Let people know you're not free those times to practice putting a clear boundary in place and then protect that boundary.
3. Adjust and repeat
You don’t have to be superstitious about the time. There’s nothing magical about that time (unless you’re actually visited by faeries, or unicorns, or faeries riding unicorns at that time and that time only). The most important thing is that you schedule it in and stick to the schedule. If your calendar shifts or something unexpected happens, no big deal. It’s only a big deal if you pull it from your schedule and don’t put it back in.
When I create space in my schedule to actually attend to goals I’ve identified something crazy happens: I achieve my goal. Sometimes in that set-aside time I am a creative virtuoso: prolific, imaginative, unstoppable. Sometimes I’m molasses, slowly being frozen and moving backwards in time, i.e., not very effective.
However, the habit of showing up and doing, practicing, putting your money where your moving mouth is really does matter.
Sample of my own schedule.
Here’s a snapshot of how I'm blocking off time on Wednesday's this year:
5:20 am - Work out
6:30 am - Devotion
7:30 am - Walk / Reflection / Passion project
8:30 am - 9:30 am - Year-long writing project
9:30 am - 11 am - Major Project 1
11 am - 12 pm - Social media
1 pm - 3 pm - Major Project 2
3 pm - 4:30 pm - Web-based projects
4:30 pm -7:30 pm - End of work day stuff
7:45 pm + - Family Time / Refresh / etc
The rest of the week is similar in time blocks, with a project I'm not in a hurry to finish and time allotted for major projects I want to get done more quickly, while every day I also have time set aside for contract work for clients.
I’m not a Pharisee, as in, I’m not legalistic about it.
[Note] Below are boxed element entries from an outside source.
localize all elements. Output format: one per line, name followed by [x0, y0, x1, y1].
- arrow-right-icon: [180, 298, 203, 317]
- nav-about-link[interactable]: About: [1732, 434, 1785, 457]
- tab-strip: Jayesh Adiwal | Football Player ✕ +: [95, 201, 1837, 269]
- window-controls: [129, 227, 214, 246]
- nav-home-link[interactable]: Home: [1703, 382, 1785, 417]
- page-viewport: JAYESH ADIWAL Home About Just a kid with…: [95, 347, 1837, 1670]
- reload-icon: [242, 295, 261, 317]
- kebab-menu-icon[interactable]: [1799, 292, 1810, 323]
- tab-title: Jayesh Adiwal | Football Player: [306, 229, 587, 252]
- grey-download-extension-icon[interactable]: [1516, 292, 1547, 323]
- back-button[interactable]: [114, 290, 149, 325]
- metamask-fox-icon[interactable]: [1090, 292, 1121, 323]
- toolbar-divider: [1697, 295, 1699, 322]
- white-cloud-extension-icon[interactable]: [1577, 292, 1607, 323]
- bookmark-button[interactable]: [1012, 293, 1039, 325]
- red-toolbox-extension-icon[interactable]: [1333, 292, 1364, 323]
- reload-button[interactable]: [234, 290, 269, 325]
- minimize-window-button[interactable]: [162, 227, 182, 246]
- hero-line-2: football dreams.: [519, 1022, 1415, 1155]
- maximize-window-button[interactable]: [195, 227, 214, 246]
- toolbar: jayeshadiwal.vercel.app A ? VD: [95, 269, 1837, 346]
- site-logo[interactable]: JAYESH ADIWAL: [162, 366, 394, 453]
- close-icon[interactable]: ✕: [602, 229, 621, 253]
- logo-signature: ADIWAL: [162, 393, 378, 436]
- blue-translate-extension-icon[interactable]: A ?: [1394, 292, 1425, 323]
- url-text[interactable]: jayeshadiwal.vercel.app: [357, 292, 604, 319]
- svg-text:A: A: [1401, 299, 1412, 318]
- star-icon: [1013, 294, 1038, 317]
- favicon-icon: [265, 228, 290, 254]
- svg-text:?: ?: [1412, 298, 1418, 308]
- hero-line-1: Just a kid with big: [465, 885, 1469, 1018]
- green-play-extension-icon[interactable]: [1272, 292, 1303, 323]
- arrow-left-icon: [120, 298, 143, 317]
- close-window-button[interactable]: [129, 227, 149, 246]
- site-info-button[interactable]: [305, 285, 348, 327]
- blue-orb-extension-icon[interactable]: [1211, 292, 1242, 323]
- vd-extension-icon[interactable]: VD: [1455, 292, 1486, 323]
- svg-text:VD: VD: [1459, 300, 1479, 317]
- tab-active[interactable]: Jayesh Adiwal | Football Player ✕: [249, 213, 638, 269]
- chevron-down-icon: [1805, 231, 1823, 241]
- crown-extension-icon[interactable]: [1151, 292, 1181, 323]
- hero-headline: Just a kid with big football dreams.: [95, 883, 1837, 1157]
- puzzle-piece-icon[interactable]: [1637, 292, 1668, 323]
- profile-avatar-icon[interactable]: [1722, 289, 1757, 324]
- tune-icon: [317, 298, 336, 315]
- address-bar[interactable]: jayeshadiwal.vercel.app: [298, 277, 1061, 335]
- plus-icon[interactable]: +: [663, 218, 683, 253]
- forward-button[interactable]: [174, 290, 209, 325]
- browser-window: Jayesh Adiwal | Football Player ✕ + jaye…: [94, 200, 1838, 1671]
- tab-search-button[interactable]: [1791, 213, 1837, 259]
But having these blocks in place keeps me on track. The boundary of a time frame also is a kind of grace too: it means I can stop the activity at a specific time and move on to something else.
My life may not be the norm, since my work is in the creative space already. But before you say, "thanks bro, but I can't fit in creative time with a 9-5 office job," notice that there's lots of time aimed at creative output outside of the 9-5 (or the 8:30 - 4:30 in this case). For me, there's room every day to pursue a passion project (in the early morning or at nights) -- close to 2 hours minimum on Wednesday alone if I want it.
Of course this means getting up early and going to bed early so I can pull it off. It's a slap in the face at first to get into the discipline, but once acclimatized to the schedule stream, it's great!
Great resources that have helped me manage my creative time:
I’m no time management guru. I’m not trying to be. But I get asked sometimes how I get work done so I hope this series helps. Here are some resources that have helped and informed me by people with much more expertise than I:
Tim Ferris’ The 4-hour Work Week — a great go-to for methodology and overview of building efficiencies into your workflow
The Writing Workshop by Alan Ziegler — a helpful book to trigger creativity when you actually sit down to do creative work. I don’t use this so much in my own writing practice as I do for leading workshops on writing to model exercises that can propel people into the practice of writing who want to jolt their life into creative output.